In una fredda mattinata del 1609 (8 dicembre), una folla di curiosi si accalca in piazza San Sepolcro, a due passi dal Duomo. La gente non vede l’ora di presenziare all’inaugurazione di un imponente e nuovo stabile. Perché questa insolita attrattiva nei riguardi di un edificio ? E’ presto detto: il palazzo sarà sede della Biblioteca Ambrosiana, desiderata e fermamente voluta dall’arcivescovo Federico Borromeo.

L’idea frulla nella sua testa in occasione del suo secondo viaggio a Roma nel 1597 quando si rende conto, dopo aver visitato la nuova Biblioteca Vaticana, che anche Milano dovrebbe possedere un’analoga struttura ossia una istituzione culturale capace di promuovere valori umanistici. E ancora prima di affidare l’incarico per la costruzione del palazzo, il cardinale inizia a reperire volumi rari stampati e preziosi manoscritti.

Incarica Francesco Maria Richini, architetto particolarmente dotato d’ingegno e già noto per aver edificato alcuni templi a Milano e provincia, di provvedere a realizzare, con la collaborazione di Lelio Buzzi, un ampio edificio. Più avanti, nel 1611, l’architetto e docente Fabio Mangone riceve l’incarico di costruire aggiuntivamente due saloni, il primo destinato all’accademia, il secondo alle raccolte d’arte.

Dopo essere stata chiusa per l’epidemia di peste tra il 1629 e il 1630, si decide di di trasferire l’accademia a Brera. Successivamente, si rimane stupiti nell’osservare che la pinacoteca sta acquisendo sempre più importanza e nel 1618, grazie all’esposizione dei quadri dei pittori fiamminghi Paul Bril e Jan Bruegel nonché all’incantevole “Canestra di frutta” del Caravaggio e al “Ritratto di musico” del grande Leonardo, la creatura di Federico Borromeo decolla decisamente verso traguardi ancora più ambiti.
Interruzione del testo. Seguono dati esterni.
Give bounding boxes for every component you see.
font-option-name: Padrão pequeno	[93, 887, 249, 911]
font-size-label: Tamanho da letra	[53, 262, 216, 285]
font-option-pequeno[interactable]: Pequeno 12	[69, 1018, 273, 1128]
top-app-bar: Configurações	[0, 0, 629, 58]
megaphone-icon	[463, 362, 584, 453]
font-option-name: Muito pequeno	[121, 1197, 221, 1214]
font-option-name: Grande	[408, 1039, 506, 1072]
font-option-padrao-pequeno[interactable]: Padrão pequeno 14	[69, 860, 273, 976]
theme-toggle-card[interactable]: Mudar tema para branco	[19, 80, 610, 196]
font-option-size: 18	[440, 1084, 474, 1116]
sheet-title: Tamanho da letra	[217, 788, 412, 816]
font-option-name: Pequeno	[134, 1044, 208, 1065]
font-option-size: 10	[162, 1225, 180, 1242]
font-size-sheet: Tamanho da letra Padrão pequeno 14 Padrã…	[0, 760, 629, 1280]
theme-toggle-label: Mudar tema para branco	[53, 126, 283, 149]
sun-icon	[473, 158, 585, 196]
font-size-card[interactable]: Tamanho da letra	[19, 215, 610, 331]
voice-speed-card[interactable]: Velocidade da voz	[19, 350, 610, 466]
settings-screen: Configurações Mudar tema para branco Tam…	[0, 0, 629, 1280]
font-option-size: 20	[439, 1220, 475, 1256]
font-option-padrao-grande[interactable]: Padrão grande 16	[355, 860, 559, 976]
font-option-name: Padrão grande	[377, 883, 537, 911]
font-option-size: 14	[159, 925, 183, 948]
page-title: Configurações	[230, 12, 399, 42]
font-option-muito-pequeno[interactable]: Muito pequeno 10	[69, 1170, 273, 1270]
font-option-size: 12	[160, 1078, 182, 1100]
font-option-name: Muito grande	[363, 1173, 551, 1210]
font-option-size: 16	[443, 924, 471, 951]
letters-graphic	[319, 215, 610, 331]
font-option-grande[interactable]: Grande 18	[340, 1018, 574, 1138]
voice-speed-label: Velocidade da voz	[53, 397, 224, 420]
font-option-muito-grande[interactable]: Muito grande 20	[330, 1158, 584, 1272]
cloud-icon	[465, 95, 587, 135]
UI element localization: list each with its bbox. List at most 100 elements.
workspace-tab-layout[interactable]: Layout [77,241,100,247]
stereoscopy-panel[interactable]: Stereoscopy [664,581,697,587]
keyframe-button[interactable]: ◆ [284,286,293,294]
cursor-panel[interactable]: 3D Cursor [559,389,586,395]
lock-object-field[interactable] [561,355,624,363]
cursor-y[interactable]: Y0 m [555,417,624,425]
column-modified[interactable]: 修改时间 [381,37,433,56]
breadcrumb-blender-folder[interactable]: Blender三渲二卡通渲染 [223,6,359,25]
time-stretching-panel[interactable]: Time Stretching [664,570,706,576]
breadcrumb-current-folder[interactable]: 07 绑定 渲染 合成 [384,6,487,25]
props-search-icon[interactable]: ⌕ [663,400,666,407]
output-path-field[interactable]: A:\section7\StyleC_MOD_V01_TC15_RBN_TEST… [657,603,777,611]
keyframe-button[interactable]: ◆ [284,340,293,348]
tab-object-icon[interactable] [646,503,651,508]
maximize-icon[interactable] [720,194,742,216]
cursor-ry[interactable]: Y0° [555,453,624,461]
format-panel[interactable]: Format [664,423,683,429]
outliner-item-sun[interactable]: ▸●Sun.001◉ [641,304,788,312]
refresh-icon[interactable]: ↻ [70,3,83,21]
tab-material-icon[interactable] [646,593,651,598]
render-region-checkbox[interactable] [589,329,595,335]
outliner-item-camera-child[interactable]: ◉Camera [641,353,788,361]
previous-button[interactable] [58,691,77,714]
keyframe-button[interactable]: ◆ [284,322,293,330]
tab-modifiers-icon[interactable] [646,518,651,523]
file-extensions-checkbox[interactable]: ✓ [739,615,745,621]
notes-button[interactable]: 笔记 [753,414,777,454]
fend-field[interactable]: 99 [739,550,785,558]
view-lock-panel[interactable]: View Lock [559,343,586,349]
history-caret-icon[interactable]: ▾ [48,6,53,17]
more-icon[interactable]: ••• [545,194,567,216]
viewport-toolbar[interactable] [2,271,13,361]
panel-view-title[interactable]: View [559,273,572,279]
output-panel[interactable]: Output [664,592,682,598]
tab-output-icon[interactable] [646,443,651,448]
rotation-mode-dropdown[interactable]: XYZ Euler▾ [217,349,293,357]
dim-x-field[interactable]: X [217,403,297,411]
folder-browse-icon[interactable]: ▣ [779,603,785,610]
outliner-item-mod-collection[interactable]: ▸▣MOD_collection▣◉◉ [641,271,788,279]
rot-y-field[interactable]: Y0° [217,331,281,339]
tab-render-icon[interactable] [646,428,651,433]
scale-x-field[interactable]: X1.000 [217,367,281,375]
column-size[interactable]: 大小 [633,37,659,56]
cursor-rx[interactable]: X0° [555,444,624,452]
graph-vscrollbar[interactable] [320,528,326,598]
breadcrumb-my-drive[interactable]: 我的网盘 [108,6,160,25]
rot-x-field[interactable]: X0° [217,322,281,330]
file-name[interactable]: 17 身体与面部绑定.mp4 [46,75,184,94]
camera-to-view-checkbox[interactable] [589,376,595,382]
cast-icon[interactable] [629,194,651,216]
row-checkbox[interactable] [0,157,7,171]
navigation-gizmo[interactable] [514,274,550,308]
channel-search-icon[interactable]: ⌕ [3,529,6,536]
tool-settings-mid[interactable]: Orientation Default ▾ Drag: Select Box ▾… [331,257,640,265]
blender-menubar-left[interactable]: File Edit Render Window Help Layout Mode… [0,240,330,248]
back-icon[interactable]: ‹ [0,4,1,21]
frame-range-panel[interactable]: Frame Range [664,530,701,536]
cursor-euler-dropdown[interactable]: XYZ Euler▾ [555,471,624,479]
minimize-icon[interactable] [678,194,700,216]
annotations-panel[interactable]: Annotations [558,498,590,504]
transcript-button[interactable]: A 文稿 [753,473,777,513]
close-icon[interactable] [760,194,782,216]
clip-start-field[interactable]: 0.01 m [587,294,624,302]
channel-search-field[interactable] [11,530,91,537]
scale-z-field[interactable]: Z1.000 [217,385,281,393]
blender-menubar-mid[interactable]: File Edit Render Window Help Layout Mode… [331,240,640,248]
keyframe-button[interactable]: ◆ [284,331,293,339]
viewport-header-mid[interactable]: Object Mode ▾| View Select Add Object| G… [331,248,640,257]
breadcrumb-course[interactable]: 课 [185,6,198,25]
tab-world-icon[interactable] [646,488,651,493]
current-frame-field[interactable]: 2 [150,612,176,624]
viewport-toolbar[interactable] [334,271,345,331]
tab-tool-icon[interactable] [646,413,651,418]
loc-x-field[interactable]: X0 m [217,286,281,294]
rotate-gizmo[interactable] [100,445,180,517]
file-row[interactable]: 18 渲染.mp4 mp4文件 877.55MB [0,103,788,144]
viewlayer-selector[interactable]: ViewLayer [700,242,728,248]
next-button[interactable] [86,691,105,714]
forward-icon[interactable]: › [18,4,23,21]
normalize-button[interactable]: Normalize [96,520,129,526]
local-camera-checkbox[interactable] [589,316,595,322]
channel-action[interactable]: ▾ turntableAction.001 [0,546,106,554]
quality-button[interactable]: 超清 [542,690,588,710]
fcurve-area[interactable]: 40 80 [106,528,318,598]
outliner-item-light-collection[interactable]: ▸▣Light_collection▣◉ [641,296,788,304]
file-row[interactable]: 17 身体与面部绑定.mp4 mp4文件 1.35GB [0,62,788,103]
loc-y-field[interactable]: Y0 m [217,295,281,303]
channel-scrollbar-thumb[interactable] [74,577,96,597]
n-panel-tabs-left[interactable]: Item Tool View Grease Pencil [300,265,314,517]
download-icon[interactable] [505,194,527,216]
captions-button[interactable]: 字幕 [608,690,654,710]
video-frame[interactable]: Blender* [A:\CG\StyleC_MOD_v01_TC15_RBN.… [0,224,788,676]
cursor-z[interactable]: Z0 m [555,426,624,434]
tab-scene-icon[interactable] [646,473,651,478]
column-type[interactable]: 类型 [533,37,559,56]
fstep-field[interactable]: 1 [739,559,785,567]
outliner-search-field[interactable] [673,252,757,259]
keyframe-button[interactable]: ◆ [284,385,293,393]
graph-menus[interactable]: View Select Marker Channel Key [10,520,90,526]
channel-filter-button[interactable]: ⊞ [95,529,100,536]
E’ chiaro che, con il trascorrere degli anni, il Palazzo dell’Ambrosiana subisce restauri con l’inserimento di lavori che riguardano pure certi ampliamenti, ma si volle considerare, in ogni circostanza di modifica, di tener sempre presente questa precisa ispirazione dettata dall’arcivescovo: le opere pittoriche non devono mai essere disgiunte da quelle letterarie. Cosicché, anche ai tempi nostri, i visitatori presenti al primo piano presso la pinacoteca sono in grado di scorgere sommariamente, avvicinandosi ai parapetti, gli antichi e preziosi manoscritti ubicati nella sala di lettura sottostante.